Florida publisher buys Chicago Reader
The Chicago Reader announced today it is being purchased for an
undisclosed sum by Creative Loafing, the Florida-based owner of several
alternative weekly newspapers.
The Reader, founded on a lark by students, grew from meager beginnings into one of the country's best-regarded alt-weeklies.
It wasn't for sale, Reader president Bob Roth said Creative Loafing made an offer he couldn't refuse.

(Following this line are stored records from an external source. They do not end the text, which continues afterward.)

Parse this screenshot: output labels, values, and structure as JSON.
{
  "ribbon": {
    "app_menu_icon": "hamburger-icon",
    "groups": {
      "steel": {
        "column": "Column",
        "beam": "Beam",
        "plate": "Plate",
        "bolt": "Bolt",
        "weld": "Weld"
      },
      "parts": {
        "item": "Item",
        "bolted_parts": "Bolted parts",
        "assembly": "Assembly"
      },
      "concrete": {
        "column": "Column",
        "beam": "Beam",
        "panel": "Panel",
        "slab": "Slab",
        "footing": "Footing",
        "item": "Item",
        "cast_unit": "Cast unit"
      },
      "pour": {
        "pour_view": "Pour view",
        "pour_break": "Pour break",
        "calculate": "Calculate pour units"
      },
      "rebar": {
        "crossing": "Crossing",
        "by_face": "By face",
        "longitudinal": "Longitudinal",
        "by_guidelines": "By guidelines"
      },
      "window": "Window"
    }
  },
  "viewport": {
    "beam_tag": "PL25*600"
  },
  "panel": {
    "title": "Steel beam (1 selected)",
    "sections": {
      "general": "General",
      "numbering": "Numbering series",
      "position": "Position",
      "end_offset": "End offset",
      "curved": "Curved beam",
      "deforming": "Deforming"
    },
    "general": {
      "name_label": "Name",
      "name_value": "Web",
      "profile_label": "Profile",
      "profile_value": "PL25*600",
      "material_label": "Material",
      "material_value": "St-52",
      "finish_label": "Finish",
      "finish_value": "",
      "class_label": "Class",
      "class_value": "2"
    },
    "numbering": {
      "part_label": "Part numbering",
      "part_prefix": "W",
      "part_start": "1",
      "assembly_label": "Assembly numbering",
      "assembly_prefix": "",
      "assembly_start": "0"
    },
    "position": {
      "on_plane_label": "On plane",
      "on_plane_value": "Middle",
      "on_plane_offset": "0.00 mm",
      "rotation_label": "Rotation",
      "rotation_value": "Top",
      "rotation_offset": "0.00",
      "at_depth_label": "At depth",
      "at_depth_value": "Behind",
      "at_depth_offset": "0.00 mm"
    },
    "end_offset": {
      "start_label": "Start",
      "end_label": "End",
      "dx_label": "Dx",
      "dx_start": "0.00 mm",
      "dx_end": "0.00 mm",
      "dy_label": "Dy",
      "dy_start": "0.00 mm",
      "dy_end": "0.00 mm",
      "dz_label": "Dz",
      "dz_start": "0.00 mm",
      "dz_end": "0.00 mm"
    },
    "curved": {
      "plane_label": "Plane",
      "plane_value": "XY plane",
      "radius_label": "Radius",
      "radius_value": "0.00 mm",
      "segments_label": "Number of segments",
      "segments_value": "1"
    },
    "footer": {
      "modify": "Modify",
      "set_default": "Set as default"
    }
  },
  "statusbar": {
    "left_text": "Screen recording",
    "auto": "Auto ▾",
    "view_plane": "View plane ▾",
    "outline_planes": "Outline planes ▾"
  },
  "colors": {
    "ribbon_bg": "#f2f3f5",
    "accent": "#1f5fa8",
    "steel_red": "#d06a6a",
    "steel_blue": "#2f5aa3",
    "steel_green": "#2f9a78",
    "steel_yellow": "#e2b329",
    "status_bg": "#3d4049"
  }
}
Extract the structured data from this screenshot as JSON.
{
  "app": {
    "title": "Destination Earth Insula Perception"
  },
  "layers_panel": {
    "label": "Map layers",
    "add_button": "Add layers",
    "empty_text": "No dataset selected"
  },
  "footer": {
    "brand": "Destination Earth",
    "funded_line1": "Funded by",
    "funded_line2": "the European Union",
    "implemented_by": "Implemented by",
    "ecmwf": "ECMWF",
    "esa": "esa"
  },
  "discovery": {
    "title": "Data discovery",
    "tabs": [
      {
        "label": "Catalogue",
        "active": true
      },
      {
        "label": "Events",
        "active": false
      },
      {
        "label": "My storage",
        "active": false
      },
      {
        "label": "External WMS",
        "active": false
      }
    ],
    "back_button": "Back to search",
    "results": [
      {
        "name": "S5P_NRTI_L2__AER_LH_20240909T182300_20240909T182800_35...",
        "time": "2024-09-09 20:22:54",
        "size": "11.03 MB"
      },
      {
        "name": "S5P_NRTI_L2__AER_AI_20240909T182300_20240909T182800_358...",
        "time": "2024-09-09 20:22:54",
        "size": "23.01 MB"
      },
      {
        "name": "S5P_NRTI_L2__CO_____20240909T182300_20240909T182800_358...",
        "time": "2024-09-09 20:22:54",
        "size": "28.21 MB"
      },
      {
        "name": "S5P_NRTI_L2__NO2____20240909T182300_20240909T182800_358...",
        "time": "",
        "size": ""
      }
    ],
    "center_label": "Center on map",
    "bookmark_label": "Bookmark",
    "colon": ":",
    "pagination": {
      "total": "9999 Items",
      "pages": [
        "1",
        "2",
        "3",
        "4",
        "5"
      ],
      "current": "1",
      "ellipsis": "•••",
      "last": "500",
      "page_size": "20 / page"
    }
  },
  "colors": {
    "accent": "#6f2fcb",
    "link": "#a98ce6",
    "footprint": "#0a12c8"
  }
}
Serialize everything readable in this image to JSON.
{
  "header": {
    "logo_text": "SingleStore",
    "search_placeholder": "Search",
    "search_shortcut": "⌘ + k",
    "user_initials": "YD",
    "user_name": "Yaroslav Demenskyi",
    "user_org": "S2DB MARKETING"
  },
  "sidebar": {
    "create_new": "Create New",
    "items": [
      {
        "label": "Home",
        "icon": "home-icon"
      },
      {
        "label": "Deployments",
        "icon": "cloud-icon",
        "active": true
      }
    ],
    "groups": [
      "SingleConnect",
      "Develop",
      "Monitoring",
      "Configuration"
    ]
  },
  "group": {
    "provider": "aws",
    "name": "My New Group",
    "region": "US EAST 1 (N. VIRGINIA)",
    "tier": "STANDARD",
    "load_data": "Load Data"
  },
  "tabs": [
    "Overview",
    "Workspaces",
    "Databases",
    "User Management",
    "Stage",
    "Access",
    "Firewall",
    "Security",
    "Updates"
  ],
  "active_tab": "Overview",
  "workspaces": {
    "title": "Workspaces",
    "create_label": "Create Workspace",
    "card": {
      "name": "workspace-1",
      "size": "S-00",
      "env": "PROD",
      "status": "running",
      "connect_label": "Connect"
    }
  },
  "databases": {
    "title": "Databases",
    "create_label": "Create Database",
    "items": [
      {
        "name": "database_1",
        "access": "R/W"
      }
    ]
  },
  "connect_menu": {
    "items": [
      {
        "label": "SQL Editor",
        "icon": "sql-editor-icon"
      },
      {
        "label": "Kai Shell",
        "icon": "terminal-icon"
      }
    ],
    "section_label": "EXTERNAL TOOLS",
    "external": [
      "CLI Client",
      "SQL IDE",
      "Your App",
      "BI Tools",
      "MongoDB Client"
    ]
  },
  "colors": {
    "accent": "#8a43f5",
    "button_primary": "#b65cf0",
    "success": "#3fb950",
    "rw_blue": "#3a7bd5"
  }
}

"It was steep," said Roth.
Creative Loafing owns four other papers nationally, all under that
name. It was not immediately clear whether the Reader will undergo a
name change as a result of the deal.
Also included in the purchase is the Washington City Paper. At a staff
meeting there, employees were told the City Paper would be keeping its
name.
Abe Peck, a professor at Northwestern University's Medill School of
Journalism said that he thought the merger was ironic, considering the
Reader's anti-corporate attitude.
Creative Loafing, he said, might be the right corporate home for the Reader.
"CL's been around for a long time, and it's a good paper," said Peck.
"Part of it is what they call in the business scalability. Creative
Loafing has six papers with the new one, and so [with] their collective
circulation they can run more national ads."
Roth said he and a group of fellow Carleton College students founded the Reader 36 years ago as an "extracurricular project."
Its initial funding came in part from Roth's fellowship money from the University of Chicago.
"We were all spending all our money on the Reader," he said. "We were
living six to a big apartment, sleeping in shifts on a mattress on the
floor, and taking ownership instead of pay-- in shares, instead of
dollars. No one would start a business that way now."